Солин сразу не ответил, из чего можно было сделать вывод, что Бодрийяра у Солина нет. Но он не мог так просто признать наличие таких дыр в своей библиотеке.
— Зачем тебе Бодрийяр? — спросил он.
— Я в газете читал о его недавнем выступлении, что-то о системе, которая сейчас обратится против себя...
— Вот прямо сейчас? Он это ещё тридцать лет назад твердил, — сказал Солин, — причём же тут газета?
— Не знаю, там это выдают за его последнее выступление. В общем, я хотел полистать перед сном. Стасик, кстати, его любит, ты знаешь?
— Я тем более не понимаю, на кой чёрт Бодрийяр Стасику. Все эти симулякры. Слово-то какое. Тьфу.
— Ну правильно — это помогало Стасику симулировать мышление.
Солин усмехнулся. Он курил голландский табак «black captain». Пахло аппетитно, я попросил у него трубку. У него была целая коллекция трубок, я тоже ему когда-то дарил на день рожденья...
— Так у тебя нет Бодийяра, — сказал я.
— Что мне делать, — буркнул Солин, — чубук тебе набивать или Бодрийяра тебе искать?
— Сначала трубку.
— Стасику зачем он нужен, ты объяснил. Ну а тебе?
— Я же говорю, какие-то новые у него мысли. Как-то всё это кажется связанным с актуальной геополитикой...
— Актуальной? Брось. Актуарий ты наш. Какие там мысли. Тем более новые... Нет у него никаких новых мыслей, поэтому он и занялся фотографией. А когда надо что-то сказать на своём вернисаже, или ещё где-то, он повторяет то же, что и тридцать лет назад.
— Так бы и сказал, что у тебя его нет.
— Ты же не читаешь на французском, и что бы тебе дало, если бы у меня он был? Не думаешь же ты, что я бы стал читать его в переводе? Но погоди, я найду философский словарь, может это тебя удовлетворит. Словарю, заметь, двадцать лет. Ага, вот он, Бодрийярчик. Читаем. Та-та-та, вот... Нет, немного перед этим:
Три типа дискурсов (экономический, психоаналитический и лингвистический) пытаются замаскировать амбивалентность жизни и смерти, противопоставляя производство «отдариванию», желание — «инстинкту смерти», смысл — «анаграммам». Бодрийяр делает ставку на обратимость дара в отдаривание, обмена в жертву, времени в цикл, производства в разрушение, жизни в смерть и всякого лингвистического значения в «анаграмму». С его точки зрения, во всех сферах обратимость (циклическое обращение, аннулирование) есть одна всеобъемлющая форма. Она кладёт конец линейности времени, языку, экономическому обмену, накоплению и власти. Бодрийяр выделяет три стадии социальной истории вытеснения смерти, три строя «симуляции» (так называемые «симулякры» трёх порядков), параллельные видоизменениям закона стоимости: подделка социального с её метафизикой бытия и видимости (от Ренессанса до промышленной революции); производство социального с его диалектикой энергии (труда) и законов природы (промышленная эпоха); симуляция социального с её кибернетикой неопределённости и кода. На этой последней стадии, как считает Бодрийяр, становится возможным подрыв системы...

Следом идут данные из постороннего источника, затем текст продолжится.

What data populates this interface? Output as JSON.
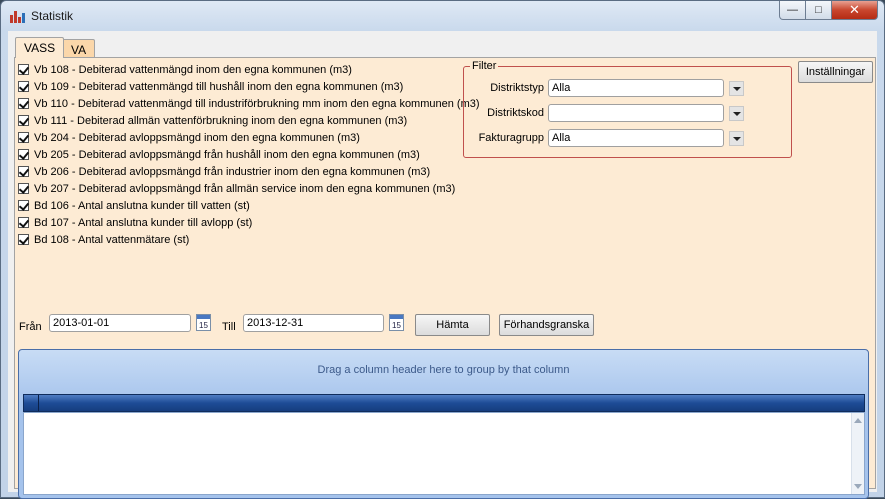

— Ну вот, — Солин оторвался от словаря, — могу себе представить, что бы было, если бы всё это осуществилось.
— А что?
— Всё превратилось бы в сплошную манную кашу. Остывшую, и с такими комками, брррр... Но по сути то же, что в газете, нет? Тут ещё немного текста, почитаешь перед сном. В общем, он теперь фотограф. А это в моём понимании абсолютный нуль. Клац, клац. Тик абсолюта.
— Что-что? — удивился я.
— Неважно, — махнул рукой Солин, — хватит об этом... Скажи мне другое. Тебе не приходило в голову, что Стас мог уплыть?
— Как уплыть?
— Уплыть на корабле, на пароме, прямо из Хайфы. Полиция проверяла эту версию? Хотя я бы на твоём месте сам проверил, понимаешь, полиция вряд ли так уж серьёзно будет заниматься исчезновением какого-то негражданина, у неё хватает сейчас других дел. Ты вообще ходил в полицию?
— Конечно.
— Ну и что, они нормально с тобой говорили? Не сказали что-то вроде... «А был ли мальчик?»
— Нет, следователь говорил со мной нормально. Вполне вменяемо. Я спрошу, хотя я уверен, что он проверял списки не только пассажиров самолётов, но и кораблей.

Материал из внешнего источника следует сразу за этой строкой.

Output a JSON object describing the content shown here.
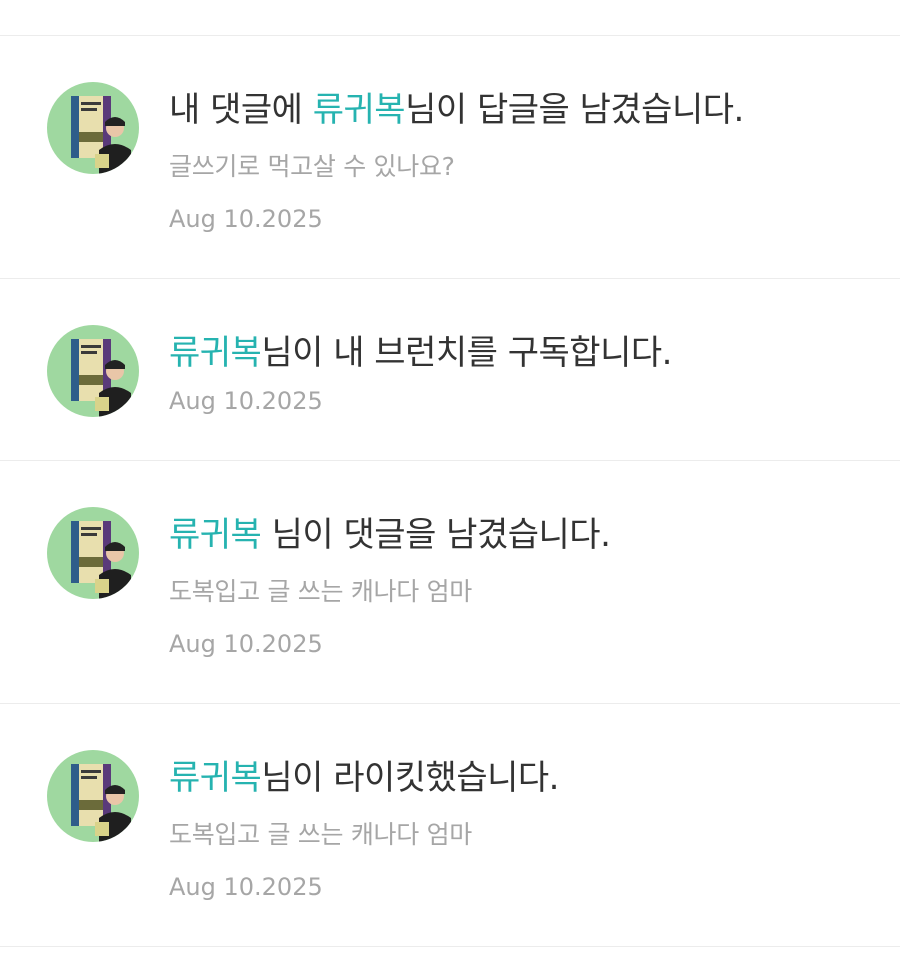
{
  "notifications": [
    {
      "prefix": "내 댓글에 ",
      "user": "류귀복",
      "suffix": "님이 답글을 남겼습니다.",
      "subtitle": "글쓰기로 먹고살 수 있나요?",
      "date": "Aug 10.2025"
    },
    {
      "prefix": "",
      "user": "류귀복",
      "suffix": "님이 내 브런치를 구독합니다.",
      "subtitle": "",
      "date": "Aug 10.2025"
    },
    {
      "prefix": "",
      "user": "류귀복",
      "suffix": " 님이 댓글을 남겼습니다.",
      "subtitle": "도복입고 글 쓰는 캐나다 엄마",
      "date": "Aug 10.2025"
    },
    {
      "prefix": "",
      "user": "류귀복",
      "suffix": "님이 라이킷했습니다.",
      "subtitle": "도복입고 글 쓰는 캐나다 엄마",
      "date": "Aug 10.2025"
    }
  ],
  "colors": {
    "username": "#26b3b0",
    "title": "#333333",
    "meta": "#a6a6a6",
    "avatar_bg": "#9fd8a0"
  },
  "icons": [
    "avatar-book-person"
  ]
}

— И всё же, и всё же... Всё надо проверить. Ты говоришь, что дядя дал ему большую сумму денег, ты даже не знаешь, какую. Он мог... Он мог, скажем, очень быстро принять гражданство, изменить фамилию, имя и улететь в качестве какого-нибудь Хаима Зева Това в новую страну и с новым паспортом.
— Зачем?
— Мало ли зачем. Может быть, женщина...
— Ну да, это я уже слышал.
— Или роман решил написать в полной тишине. Мы можем только строить гипотезы. При этом он может быть и в Израиле, только фамилия другая. Советую тебе поработать в этих направлениях.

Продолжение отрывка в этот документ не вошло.